Tens of thousands of Chinese infants have fallen ill with kidney problems after consuming milk that had been mixed with melamine, an industrial compound used to cheat quality tests. At least four children have died.
Tests found melamine in a variety of Chinese-made products from milk and chocolate bars to yoghurt exported around the world, including egg products in South Korea, leading to items being pulled from shop shelves.
"We solemnly apologise to consumers and distributors. We solemnly state here that my company had never purchased melamine or added melamine to feeds or products," Han Wei, of the egg supplier Hanwei Group in Dalian province, said.
Han's remarks were carried by Hong Kong's TVB station.
Han said his company discovered the chemical in chicken feed in September and had immediately stopped using it. He did not say where the feed originated.
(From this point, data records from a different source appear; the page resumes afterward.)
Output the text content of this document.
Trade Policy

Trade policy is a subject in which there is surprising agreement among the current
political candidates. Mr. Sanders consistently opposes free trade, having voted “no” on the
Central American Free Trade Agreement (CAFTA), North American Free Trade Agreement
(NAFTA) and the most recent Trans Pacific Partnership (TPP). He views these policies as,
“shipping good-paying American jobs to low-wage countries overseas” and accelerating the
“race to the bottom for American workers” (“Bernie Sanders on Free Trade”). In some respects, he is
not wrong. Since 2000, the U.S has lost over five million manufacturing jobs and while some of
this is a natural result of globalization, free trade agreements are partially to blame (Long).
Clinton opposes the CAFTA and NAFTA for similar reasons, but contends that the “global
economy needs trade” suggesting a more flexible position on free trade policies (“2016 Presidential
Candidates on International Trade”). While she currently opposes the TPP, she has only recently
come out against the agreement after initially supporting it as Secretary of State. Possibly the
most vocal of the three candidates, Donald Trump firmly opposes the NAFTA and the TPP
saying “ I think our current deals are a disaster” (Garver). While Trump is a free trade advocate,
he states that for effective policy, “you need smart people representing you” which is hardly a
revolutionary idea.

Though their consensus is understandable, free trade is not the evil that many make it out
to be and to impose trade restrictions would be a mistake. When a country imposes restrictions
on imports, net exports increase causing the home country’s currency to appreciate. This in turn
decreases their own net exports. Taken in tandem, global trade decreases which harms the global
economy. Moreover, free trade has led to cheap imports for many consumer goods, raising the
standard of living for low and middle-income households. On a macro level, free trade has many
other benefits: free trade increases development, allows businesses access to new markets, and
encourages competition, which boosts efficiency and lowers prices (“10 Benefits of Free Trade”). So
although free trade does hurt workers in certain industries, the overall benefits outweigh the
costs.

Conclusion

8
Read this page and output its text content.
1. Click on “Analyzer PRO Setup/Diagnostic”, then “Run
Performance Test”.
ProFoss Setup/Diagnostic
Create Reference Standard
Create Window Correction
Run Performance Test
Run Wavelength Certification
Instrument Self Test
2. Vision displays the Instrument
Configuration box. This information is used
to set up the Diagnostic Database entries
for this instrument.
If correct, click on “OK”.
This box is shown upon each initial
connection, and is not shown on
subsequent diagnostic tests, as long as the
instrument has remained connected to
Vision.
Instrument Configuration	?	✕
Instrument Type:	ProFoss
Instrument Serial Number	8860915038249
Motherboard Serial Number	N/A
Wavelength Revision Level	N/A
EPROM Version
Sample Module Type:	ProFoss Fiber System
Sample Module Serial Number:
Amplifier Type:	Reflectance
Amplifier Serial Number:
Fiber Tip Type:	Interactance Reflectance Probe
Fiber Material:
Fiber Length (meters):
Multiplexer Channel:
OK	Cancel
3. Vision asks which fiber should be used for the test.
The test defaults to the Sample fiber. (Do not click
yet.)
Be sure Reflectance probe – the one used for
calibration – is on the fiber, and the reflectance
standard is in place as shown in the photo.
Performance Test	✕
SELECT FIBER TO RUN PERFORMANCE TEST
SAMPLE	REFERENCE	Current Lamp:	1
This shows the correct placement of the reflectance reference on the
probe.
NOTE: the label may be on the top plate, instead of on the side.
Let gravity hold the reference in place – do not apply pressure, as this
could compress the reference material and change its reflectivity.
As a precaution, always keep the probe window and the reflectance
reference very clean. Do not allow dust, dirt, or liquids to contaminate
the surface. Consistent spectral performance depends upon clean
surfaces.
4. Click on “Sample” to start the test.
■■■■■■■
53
It has since emerged that cyromazine, a derivative of melamine, is widely used in pesticides and animal feed in China, and experts say it is absorbed in plants as melamine and that it is already in the human food chain.
No one knows how much melamine is absorbed into raw foods like meat and vegetables, although animal tests in the U.S. concluded in 2007 that consuming "pork, chicken, fish and eggs from animals that had inadvertently been fed animal feed contaminated with melamine...was very unlikely to pose a human health risk."
Hong Kong promised to expand its melamine tests to cover vegetables and meat, and experts hope that these analyses will shed some light.
China has been swept by a series of food- and product-safety scandals involving goods as diverse as toys, tyres, toothpaste, pet food, fish, beans, dumplings and baby cribs.
It was not immediately clear how the eggs passed tests, if any, in Dalian. Chinese officials this month said the melamine health scare was over.
Premier Wen Jiabao vowed China would do all it could to bring the quality of Chinese food products up to international standard.